Earthy and Exalted

 Taste of Karen Solie’s Modern and Normal

Brick Books, 2007
 

Ruth Roach Pierson on Karen Solie’s Modern and Normal

What is not to like about Karen’s Solie’s poems whose personae inhabit an often-tawdry, down-at-the-heel, hard-scrabble world, whose tough girl down-on-their-luck narrators are often into guns and booze, sleazy hotels, and one-night stands? The rich language of the poems’ varying voices mesmerizes with a mixed diction that ranges from the earthy, lusty, and profane to the exaltedly philosophical. That diction is never accidental. Every word, every phrase, every juxtaposition of words has been chiseled and honed or, as Solie allowed discussing her work in a Question and Answer session, “ratcheted up.”  

As influences Solie named such American poets as Elizabeth Bishop (surely partly Canadian), Marianne Moore, Frank O’Hara, and John Ashbery.  I would have thought Gerard Manley Hopkins belonged on the list, for her poems abound in Anglo-Saxon-sounding words: “crang of men” (75), “skinking” (76); in assonance and consonance, “Cranes gurgle/ in the stubble” (76); with abruptly altered rhythms shifting from the clipped and staccato one- and two-word phrases that rat-a-tat like bursts of gunfire to whole flowing clauses. Any excessive verbiage has been trimmed away.  Solie’s lapidary linguistic concision and compression of complex thought are breathtaking, as in “The clap and recoil/ of continuity cracked” (78). In another example of a world of thought distilled into a single deceptively simple phrase, she writes: “Your empathy, in the absence/ of neighbours, astounding” (32).

One of her poetic strategies is to give a poem a title that the entire poem explores, as in “Emergency Response,” with repeating images of things that break down, wear out, need repair—all resonant with resignation and transience. Entire poems build on metaphor, and Solie is a wizard in the creation of stunning, fiercely original similes. I’ll limit myself to just two examples:

                                               …then a sound
        like a sack of historical novels whumping
        down the lurid documentary of the garbage chute. (81)

                                                …as leaves let go
        along the North Saskatchewan in a failure of nerve
        at the early frost. (81)

The second quotation testifies also to the emotional range in Solie’s poems, a capacity for tenderness alongside the tough stance.

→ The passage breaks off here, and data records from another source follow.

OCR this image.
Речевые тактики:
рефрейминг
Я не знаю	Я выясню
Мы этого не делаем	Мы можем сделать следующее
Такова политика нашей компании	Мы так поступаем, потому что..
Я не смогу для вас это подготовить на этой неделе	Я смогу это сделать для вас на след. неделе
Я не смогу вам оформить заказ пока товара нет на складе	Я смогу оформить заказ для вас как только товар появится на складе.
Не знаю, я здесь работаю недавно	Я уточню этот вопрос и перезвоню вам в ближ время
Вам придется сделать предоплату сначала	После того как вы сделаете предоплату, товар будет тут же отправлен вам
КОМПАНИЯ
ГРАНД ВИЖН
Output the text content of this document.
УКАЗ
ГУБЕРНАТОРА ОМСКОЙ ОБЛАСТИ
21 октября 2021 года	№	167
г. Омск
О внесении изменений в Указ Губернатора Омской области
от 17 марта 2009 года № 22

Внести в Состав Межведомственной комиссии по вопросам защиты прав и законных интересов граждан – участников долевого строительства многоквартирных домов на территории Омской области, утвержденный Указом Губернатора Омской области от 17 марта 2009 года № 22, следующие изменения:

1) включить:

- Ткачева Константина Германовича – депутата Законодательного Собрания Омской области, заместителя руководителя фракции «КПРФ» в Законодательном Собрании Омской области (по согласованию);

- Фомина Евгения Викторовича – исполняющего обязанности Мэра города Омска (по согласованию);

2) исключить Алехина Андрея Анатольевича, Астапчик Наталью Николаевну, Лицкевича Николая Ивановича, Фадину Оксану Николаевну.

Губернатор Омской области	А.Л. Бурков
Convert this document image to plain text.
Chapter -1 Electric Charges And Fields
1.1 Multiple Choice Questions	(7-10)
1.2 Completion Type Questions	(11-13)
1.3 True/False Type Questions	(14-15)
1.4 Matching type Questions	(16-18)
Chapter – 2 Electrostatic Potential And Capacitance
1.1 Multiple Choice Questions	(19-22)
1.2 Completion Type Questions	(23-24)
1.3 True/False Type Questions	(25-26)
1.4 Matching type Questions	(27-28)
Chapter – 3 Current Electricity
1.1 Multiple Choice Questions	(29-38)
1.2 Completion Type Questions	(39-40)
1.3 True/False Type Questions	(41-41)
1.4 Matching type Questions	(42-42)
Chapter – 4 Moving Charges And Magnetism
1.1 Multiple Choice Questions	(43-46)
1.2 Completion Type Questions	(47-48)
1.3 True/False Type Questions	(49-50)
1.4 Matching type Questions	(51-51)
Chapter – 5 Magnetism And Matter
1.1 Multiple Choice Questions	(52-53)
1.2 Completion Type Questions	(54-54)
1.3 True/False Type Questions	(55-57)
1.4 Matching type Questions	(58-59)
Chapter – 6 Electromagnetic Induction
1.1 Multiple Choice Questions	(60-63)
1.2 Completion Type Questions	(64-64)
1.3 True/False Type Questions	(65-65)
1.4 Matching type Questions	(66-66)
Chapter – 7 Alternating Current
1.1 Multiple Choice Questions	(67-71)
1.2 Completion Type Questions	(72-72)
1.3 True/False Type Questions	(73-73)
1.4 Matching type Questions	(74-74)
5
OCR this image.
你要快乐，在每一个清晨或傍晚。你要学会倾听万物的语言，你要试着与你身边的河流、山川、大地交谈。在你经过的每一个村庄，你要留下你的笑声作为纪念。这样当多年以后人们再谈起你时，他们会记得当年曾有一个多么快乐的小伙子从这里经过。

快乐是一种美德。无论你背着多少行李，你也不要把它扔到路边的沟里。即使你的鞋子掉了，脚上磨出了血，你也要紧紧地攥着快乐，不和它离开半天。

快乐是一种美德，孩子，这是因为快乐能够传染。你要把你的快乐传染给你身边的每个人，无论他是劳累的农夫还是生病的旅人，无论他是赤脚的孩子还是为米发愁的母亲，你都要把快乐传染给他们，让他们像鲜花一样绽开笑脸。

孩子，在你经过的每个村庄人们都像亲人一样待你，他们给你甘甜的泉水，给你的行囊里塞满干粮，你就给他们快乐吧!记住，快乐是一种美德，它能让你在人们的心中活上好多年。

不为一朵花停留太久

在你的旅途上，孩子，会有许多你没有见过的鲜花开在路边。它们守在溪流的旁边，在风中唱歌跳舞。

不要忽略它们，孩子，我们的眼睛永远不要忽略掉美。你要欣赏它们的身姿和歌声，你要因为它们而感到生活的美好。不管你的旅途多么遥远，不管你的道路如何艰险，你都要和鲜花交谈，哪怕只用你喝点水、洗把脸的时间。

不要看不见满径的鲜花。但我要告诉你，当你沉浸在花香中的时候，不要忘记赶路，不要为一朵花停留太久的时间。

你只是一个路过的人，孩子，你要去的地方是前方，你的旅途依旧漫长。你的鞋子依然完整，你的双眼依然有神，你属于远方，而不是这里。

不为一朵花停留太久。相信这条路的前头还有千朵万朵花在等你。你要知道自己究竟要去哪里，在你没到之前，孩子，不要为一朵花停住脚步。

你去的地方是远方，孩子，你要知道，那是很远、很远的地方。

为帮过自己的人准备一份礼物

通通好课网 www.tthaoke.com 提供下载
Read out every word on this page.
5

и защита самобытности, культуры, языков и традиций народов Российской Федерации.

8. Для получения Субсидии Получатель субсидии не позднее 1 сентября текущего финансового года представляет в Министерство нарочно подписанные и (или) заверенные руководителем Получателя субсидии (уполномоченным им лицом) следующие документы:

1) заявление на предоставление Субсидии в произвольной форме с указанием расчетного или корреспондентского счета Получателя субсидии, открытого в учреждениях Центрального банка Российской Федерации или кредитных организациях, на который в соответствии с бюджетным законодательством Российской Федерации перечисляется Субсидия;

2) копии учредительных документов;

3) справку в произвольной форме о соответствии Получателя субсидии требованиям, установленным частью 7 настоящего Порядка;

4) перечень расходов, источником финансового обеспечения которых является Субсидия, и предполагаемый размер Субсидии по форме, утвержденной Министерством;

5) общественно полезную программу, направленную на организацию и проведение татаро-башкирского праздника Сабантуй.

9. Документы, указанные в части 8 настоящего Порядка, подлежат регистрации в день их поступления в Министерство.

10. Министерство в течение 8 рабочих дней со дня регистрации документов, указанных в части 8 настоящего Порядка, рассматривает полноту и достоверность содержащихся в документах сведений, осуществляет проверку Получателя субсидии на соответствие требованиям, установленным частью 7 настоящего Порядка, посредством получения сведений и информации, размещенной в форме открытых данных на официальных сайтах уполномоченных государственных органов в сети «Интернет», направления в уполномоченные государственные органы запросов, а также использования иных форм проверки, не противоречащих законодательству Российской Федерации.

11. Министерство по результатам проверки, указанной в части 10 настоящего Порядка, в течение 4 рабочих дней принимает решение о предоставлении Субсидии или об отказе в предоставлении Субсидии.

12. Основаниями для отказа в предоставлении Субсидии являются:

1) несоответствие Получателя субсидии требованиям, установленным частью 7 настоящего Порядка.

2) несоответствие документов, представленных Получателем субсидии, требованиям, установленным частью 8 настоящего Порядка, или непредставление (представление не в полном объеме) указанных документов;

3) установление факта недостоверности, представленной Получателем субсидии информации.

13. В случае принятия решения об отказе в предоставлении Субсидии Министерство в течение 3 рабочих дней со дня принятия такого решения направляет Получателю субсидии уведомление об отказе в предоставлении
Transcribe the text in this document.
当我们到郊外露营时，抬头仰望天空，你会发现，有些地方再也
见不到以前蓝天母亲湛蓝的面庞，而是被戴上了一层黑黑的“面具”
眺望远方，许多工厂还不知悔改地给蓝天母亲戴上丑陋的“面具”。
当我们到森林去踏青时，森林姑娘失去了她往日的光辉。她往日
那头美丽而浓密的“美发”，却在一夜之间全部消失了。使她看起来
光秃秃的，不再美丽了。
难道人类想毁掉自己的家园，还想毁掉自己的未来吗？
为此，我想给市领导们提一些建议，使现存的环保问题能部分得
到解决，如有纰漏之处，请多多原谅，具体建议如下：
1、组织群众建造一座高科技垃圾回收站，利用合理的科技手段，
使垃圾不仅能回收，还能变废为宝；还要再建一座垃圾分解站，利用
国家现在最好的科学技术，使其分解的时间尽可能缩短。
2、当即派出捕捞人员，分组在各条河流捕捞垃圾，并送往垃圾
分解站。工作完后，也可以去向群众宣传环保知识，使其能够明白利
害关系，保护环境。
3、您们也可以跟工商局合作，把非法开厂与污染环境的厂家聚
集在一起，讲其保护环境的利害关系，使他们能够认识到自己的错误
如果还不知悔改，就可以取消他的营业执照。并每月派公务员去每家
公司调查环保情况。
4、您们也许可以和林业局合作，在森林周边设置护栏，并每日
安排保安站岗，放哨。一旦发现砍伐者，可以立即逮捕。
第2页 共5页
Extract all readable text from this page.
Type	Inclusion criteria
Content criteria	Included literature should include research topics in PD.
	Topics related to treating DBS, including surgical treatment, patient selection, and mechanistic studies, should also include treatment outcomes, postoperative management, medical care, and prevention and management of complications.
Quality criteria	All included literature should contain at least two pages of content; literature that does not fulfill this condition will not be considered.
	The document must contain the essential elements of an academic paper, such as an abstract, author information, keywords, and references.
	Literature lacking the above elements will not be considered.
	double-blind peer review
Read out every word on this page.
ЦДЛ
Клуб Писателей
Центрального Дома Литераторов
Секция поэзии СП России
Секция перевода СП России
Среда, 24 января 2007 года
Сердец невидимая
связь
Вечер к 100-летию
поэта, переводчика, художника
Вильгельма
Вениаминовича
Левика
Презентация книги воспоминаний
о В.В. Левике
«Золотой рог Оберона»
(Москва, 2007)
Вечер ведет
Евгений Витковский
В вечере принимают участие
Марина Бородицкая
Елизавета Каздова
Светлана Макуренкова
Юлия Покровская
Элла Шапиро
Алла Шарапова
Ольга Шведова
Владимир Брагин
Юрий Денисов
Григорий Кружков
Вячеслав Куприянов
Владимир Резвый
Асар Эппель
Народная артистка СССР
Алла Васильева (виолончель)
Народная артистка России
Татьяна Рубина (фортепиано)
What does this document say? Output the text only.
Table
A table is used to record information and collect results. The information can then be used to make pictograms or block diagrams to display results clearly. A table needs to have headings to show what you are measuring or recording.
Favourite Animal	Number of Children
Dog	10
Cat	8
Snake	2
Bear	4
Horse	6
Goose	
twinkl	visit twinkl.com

Her poems rarely reach for an epiphanic resolution. “Thanksgiving” may be one exception, ending as it does: “we took into ourselves/ its longing to be home” (65).  More characteristic is her unflinching look at the world as it is, not a romanticized version:  “On the south side are bluffs, and cows meant/ for beef” (69). In her anything but bucolic poem “Pastoral,” she writes:

                                                    I’m here to relax

        even as noxious weeds overrun the parkland:
        mugwort, foxtail, stinkweed, goatsbeard, dropped
        from hindquarters of foreign Airstreams jackknifing
        in the townsite. (77)

But in that same poem:
                           
                                        I look for beauty and find it,
floored by lichen’s radial grace and the incisive liquor
of juniper. (77)

If “language is a con” (40), as she writes in one of her found poems, then Solie plays this “con game” masterfully.